MySQL左联接以显示一个表的值，但存储在第二个表中

Question

I'm building a property website and have created a page to create a new property. When I want to edit it, I'm having difficulty displaying desired results.

Relevant details: Property table has a developer field which is the id from developer table. property create page has a drop down to select a string (taken from developer table) shown to the user but the id is stored in developer field

When I want to set an edit page, I need to show the current table values but allow to select as before.

I've tried this but it doesn't show the current table's value and due to developer and id columns being used in both tables, I used "as" to create a shortened unique form.

<?php
$qry=mysql_query("SELECT Distinct a.id as a_id,a.developer as a_dev,b.developer as b_dev FROM developer  a left join property b on b.developer=a.id", $con);
if(!$qry)
{
    die("Query Failed: ". mysql_error());
}
?>
<div class="title">Select a  <?php echo $title2 ?> : </div>
<div class="description">
<select name="field2" id="field2">
<option value=""></option>
<?php
// First, define the desired default value
$default_value = $row['b_dev'];
while($row=mysql_fetch_array($qry))
{
    // Then you can mark that one as selected in your "while" loop
    $selected = ($row['b_dev'] == $default_value) ? ' selected' : '';
    echo "<option value='" . $row['a_id'] . "'" . $selected . ">" . $row['a_dev'] . "</option>";
}
?>

The selection drop down is working fine, but the currently stored field value for b_dev doesn't display.

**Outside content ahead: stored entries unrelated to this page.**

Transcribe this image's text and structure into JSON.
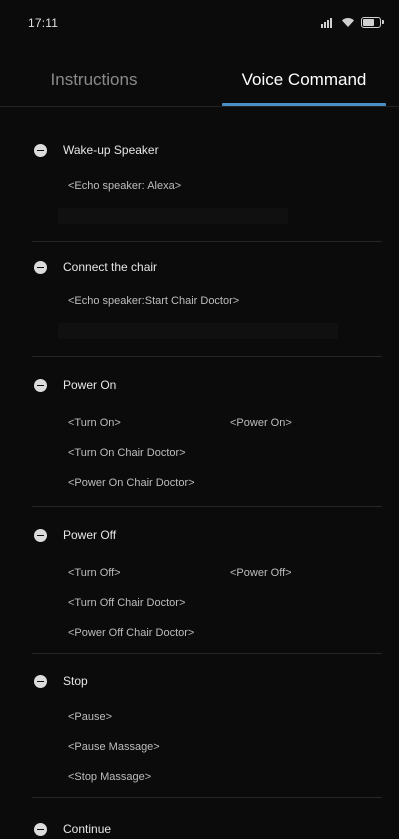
{
  "status_bar": {
    "time": "17:11",
    "icons": [
      "signal-icon",
      "wifi-icon",
      "battery-icon"
    ],
    "battery_level_fraction": 0.8
  },
  "tabs": [
    {
      "label": "Instructions",
      "selected": false
    },
    {
      "label": "Voice Command",
      "selected": true
    }
  ],
  "colors": {
    "background": "#0b0b0b",
    "accent": "#4a90c8",
    "text_primary": "#e6e6e6",
    "text_secondary": "#bdbdbd",
    "text_inactive": "#8a8a8a"
  },
  "sections": [
    {
      "title": "Wake-up Speaker",
      "commands": [
        "<Echo speaker: Alexa>"
      ]
    },
    {
      "title": "Connect the chair",
      "commands": [
        "<Echo speaker:Start Chair Doctor>"
      ]
    },
    {
      "title": "Power On",
      "commands": [
        "<Turn On>",
        "<Power On>",
        "<Turn On Chair Doctor>",
        "<Power On Chair Doctor>"
      ]
    },
    {
      "title": "Power Off",
      "commands": [
        "<Turn Off>",
        "<Power Off>",
        "<Turn Off Chair Doctor>",
        "<Power Off Chair Doctor>"
      ]
    },
    {
      "title": "Stop",
      "commands": [
        "<Pause>",
        "<Pause Massage>",
        "<Stop Massage>"
      ]
    },
    {
      "title": "Continue",
      "commands": []
    }
  ]
}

I've tried to use variables also, but it didn't show the stored value. one more caveat is that the stored value in b.developer is a number and the displayed value has to be the string that matches b.developer=a.id so we only see the string and not the integer.

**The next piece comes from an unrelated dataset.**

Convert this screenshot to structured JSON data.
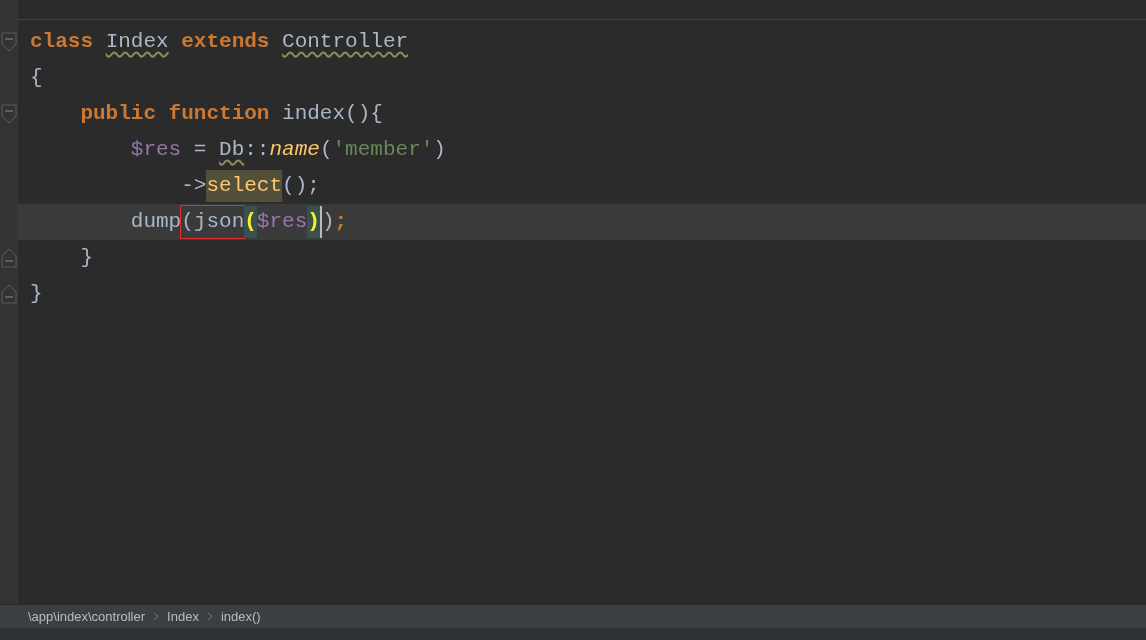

I've given relevant details, if anyone requires more details, please mention in comments, and I will try to provide.

PS: Yes I know I should be using MySQLi or PDO, but I will convert it once I get the structure and back end completed.

Answer 1

What is $default_value = $row['b_dev']; ? Specifically, what is $row in your case? I assume $row is unassigned before your loop.

You need to set $default_value to your current value, which you need to get from the database as a separate query.

Answer 2

Apparently I had to rewrite my sql to take in all the information at once using left joins. It works on some of the stuff i tried.

$qry_main=mysql_query("SELECT a.id, name, description, b.developer as pdev, c.agent as pagent ,g.country as pcountry,f.city as pcity, d.area as parea, size, furnished, h.type as ptype, finished, bed, bath, pool, featured, price,delivery from property a left join developer b on a.developer_id=b.id left join agent c on a.agent_id=c.id left join area d on a.area_id=d.id left join type h on a.type_id=h.id left join city f on d.city_id=f.id left join country g on f.country_id=g.id where a.id='$id'",$con);